A Year and a Day by Elizabeth Siddal

Elizabeth Siddal About Love...

A Year and a Day by Elizabeth Siddal sm

Slow days have passed that make a year,
Slow hours that make a day,
Since I could take my first dear love
And kiss him the old way;
Yet the green leaves touch me on the cheek,
Dear Christ, this month of May.

I lie among the tall green grass
That bends above my head
And covers up my wasted face
And folds me in its bed
Tenderly and lovingly
Like grass above the dead.

Dim phantoms of an unknown ill
Float through my tired brain;
The unformed visions of my life
Pass by in ghostly train;
Some pause to touch me on the cheek,
Some scatter tears like rain.

A shadow falls along the grass
And lingers at my feet;
A new face lies between my hands —
Dear Christ, if I could weep
Tears to shut out the summer leaves
When this new face I greet.

Still it is but the memory
Of something I have seen
In the dreamy summer weather
When the green leaves came between:
The shadow of my dear love’s face —
So far and strange it seems.

The river ever running down
Between its grassy bed,
The voices of a thousand birds
That clang above my head,
Shall bring to me a sadder dream
When this sad dream is dead.

A silence falls upon my heart
And hushes all its pain.
I stretch my hands in the long grass
And fall to sleep again,
There to lie empty of all love
Like beaten corn of grain.

Elizabeth Siddal (1829-1862)

 

One year and one day (A Year and a Day) is a Pre-Raphaelite poem by the English model and writer Elizabeth Siddal (1829-1861), composed in 1855 and published in the 1978 anthology: Poems of Elizabeth Siddal.
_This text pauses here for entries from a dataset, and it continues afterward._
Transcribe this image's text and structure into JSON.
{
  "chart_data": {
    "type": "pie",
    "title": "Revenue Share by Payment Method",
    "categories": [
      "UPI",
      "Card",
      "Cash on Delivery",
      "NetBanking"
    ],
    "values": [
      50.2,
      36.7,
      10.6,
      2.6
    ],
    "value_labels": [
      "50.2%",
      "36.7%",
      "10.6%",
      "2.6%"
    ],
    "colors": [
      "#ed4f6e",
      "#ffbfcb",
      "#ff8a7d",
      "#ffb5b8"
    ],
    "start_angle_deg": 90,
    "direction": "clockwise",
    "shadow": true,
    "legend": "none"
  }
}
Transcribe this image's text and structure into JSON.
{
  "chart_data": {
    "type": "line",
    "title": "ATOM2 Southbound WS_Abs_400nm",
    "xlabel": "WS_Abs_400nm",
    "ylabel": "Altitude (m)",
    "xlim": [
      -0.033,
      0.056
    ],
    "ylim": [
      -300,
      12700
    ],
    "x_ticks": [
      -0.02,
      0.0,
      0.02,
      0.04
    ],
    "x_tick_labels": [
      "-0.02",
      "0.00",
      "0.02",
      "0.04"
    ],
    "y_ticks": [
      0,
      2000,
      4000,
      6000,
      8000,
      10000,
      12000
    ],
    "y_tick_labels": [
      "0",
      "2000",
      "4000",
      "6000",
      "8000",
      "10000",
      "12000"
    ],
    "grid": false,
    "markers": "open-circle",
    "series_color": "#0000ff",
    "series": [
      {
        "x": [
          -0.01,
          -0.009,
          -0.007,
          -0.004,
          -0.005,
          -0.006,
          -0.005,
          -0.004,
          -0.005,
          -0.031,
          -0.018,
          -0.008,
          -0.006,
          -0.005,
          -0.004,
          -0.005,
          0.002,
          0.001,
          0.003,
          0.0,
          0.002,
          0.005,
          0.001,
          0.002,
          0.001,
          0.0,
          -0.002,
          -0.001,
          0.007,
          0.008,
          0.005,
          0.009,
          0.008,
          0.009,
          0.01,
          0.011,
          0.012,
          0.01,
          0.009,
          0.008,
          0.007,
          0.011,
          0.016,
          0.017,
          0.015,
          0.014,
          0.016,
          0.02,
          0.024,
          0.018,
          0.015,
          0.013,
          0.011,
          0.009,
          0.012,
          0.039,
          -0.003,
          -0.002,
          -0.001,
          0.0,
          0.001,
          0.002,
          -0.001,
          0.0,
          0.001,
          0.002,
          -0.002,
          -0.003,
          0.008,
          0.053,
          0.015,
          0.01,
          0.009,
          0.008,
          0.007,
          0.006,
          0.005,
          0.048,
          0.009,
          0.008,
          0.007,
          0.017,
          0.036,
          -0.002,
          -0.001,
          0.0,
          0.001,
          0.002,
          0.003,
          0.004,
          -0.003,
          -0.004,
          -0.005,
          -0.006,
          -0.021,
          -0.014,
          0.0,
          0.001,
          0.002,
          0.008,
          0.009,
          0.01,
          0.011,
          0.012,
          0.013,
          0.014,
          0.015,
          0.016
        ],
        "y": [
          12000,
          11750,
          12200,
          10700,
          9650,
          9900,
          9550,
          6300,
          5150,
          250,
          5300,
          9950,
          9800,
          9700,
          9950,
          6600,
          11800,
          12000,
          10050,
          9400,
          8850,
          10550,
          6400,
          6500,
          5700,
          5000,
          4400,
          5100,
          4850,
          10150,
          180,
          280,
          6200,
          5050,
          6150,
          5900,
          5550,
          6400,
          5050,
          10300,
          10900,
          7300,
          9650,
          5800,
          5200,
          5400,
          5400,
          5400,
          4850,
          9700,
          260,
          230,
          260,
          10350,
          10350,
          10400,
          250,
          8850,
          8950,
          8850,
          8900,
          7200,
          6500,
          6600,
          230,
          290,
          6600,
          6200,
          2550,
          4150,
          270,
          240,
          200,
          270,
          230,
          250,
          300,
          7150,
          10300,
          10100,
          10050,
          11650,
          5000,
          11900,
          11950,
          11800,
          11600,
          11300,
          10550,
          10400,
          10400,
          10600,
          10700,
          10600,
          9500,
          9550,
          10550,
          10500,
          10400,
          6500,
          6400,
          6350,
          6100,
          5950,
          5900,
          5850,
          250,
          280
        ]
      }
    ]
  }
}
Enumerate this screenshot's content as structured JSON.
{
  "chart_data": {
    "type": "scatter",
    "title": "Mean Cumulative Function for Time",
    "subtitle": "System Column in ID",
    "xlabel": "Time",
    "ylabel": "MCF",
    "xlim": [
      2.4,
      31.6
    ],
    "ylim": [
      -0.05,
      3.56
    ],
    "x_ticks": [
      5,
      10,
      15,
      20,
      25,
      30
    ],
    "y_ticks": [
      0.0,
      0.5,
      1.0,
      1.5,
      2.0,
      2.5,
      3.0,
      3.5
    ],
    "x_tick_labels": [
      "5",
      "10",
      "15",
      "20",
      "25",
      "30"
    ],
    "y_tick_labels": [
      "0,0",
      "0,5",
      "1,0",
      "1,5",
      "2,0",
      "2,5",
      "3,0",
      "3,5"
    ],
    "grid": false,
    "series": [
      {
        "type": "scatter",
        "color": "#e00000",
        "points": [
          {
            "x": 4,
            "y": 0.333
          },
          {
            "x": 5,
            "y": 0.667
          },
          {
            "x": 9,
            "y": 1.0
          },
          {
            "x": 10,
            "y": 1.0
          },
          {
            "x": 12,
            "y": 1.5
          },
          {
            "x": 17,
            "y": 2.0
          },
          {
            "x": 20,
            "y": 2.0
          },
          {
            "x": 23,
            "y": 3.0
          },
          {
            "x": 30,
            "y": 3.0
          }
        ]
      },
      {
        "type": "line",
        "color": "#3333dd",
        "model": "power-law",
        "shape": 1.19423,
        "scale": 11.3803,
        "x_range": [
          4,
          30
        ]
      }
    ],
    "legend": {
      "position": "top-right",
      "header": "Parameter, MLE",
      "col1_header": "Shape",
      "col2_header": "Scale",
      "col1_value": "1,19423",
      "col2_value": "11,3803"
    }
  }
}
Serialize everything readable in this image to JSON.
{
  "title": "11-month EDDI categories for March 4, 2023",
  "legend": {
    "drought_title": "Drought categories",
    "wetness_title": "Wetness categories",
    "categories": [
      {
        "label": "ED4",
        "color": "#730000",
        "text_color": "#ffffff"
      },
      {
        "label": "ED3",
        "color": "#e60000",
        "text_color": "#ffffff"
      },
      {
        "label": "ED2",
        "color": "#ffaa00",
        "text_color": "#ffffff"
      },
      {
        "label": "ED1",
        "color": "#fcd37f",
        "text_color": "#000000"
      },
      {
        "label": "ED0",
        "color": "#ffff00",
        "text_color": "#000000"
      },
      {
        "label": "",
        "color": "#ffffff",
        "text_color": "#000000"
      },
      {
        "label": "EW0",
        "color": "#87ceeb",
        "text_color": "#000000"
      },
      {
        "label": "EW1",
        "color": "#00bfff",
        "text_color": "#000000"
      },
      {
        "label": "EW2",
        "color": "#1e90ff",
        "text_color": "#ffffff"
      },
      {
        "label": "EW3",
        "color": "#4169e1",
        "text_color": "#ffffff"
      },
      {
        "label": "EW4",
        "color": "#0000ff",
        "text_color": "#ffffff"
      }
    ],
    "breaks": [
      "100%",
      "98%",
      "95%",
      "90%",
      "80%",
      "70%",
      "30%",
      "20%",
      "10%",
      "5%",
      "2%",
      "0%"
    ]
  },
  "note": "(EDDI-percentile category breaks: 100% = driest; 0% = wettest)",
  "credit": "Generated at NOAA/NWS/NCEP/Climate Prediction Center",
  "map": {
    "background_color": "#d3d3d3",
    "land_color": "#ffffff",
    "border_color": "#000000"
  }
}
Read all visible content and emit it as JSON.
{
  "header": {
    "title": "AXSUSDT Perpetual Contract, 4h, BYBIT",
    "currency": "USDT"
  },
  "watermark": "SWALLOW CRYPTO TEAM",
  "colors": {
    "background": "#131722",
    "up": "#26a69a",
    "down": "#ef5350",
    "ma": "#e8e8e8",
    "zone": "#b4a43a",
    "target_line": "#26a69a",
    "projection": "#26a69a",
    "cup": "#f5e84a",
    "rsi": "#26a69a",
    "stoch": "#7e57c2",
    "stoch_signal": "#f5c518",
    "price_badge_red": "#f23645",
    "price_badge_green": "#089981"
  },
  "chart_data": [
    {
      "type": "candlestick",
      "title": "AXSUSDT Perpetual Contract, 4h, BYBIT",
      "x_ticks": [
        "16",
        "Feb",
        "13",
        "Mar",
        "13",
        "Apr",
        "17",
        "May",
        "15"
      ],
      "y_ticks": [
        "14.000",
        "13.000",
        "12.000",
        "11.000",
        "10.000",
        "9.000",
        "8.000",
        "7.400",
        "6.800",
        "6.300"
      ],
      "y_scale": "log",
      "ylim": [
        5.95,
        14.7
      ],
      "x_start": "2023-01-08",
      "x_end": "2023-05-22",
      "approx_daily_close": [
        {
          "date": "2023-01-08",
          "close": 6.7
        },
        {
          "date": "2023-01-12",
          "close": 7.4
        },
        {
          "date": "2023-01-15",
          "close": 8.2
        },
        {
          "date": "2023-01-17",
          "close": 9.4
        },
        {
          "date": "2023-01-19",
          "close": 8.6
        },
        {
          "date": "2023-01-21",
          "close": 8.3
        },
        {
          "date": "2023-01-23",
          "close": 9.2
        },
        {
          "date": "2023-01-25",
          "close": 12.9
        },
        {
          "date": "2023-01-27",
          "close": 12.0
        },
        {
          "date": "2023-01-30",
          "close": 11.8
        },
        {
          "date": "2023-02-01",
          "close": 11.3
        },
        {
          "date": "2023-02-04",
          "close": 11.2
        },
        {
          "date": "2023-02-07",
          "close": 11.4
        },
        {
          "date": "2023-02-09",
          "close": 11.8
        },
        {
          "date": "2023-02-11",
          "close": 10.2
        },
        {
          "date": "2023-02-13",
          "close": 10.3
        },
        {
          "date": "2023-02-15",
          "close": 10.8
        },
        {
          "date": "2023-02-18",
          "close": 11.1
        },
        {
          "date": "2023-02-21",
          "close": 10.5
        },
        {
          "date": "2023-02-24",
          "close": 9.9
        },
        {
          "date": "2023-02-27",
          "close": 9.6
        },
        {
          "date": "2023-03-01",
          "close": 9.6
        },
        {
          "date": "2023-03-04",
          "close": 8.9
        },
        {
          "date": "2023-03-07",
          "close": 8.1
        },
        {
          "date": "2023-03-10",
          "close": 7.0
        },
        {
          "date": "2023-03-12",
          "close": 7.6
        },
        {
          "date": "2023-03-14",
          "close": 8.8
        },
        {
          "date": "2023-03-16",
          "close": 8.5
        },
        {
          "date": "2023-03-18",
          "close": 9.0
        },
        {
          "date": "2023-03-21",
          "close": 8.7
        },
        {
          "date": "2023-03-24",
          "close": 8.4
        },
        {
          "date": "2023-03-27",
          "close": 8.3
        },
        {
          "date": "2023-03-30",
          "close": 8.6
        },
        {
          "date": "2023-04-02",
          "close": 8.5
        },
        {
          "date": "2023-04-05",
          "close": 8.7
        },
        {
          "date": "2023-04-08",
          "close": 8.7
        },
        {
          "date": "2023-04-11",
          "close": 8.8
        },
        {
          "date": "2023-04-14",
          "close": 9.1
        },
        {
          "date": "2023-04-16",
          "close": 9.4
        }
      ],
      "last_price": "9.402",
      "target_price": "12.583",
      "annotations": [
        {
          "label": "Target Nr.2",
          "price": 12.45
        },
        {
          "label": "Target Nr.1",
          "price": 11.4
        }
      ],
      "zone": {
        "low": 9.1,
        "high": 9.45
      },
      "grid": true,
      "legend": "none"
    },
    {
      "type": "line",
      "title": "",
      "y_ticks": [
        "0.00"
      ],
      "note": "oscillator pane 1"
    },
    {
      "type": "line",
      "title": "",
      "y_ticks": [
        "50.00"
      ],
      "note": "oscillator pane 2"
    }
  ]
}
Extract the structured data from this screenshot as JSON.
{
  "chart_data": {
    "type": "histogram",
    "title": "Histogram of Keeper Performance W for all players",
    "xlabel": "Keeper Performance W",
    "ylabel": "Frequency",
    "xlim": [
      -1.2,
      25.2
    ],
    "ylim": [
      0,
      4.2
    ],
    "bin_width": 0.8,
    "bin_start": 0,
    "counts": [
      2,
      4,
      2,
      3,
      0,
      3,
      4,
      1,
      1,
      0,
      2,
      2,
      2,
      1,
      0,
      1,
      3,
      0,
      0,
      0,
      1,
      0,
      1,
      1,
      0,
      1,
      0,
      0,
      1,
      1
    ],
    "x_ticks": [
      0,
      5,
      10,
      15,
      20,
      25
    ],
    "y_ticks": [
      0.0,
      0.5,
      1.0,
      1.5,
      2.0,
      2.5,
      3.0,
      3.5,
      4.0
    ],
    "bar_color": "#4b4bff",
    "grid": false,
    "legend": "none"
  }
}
A Year and a Day, probably one of Elizabeth Siddal’s best love poems, was written during the height of her romantic relationship with Dante Gabriel Rossetti; however, all the characteristics of an irreversible melancholy can be seen in it.

Some speculate that Elizabeth Siddal suffered from clinical depression, given that years later she would end up taking her own life by drinking a lethal dose of laudanum; However, her poetic work transcends that state of permanent anguish, alienation, instability, and participates in the most exquisite jewels of Pre-Raphaelite poetry.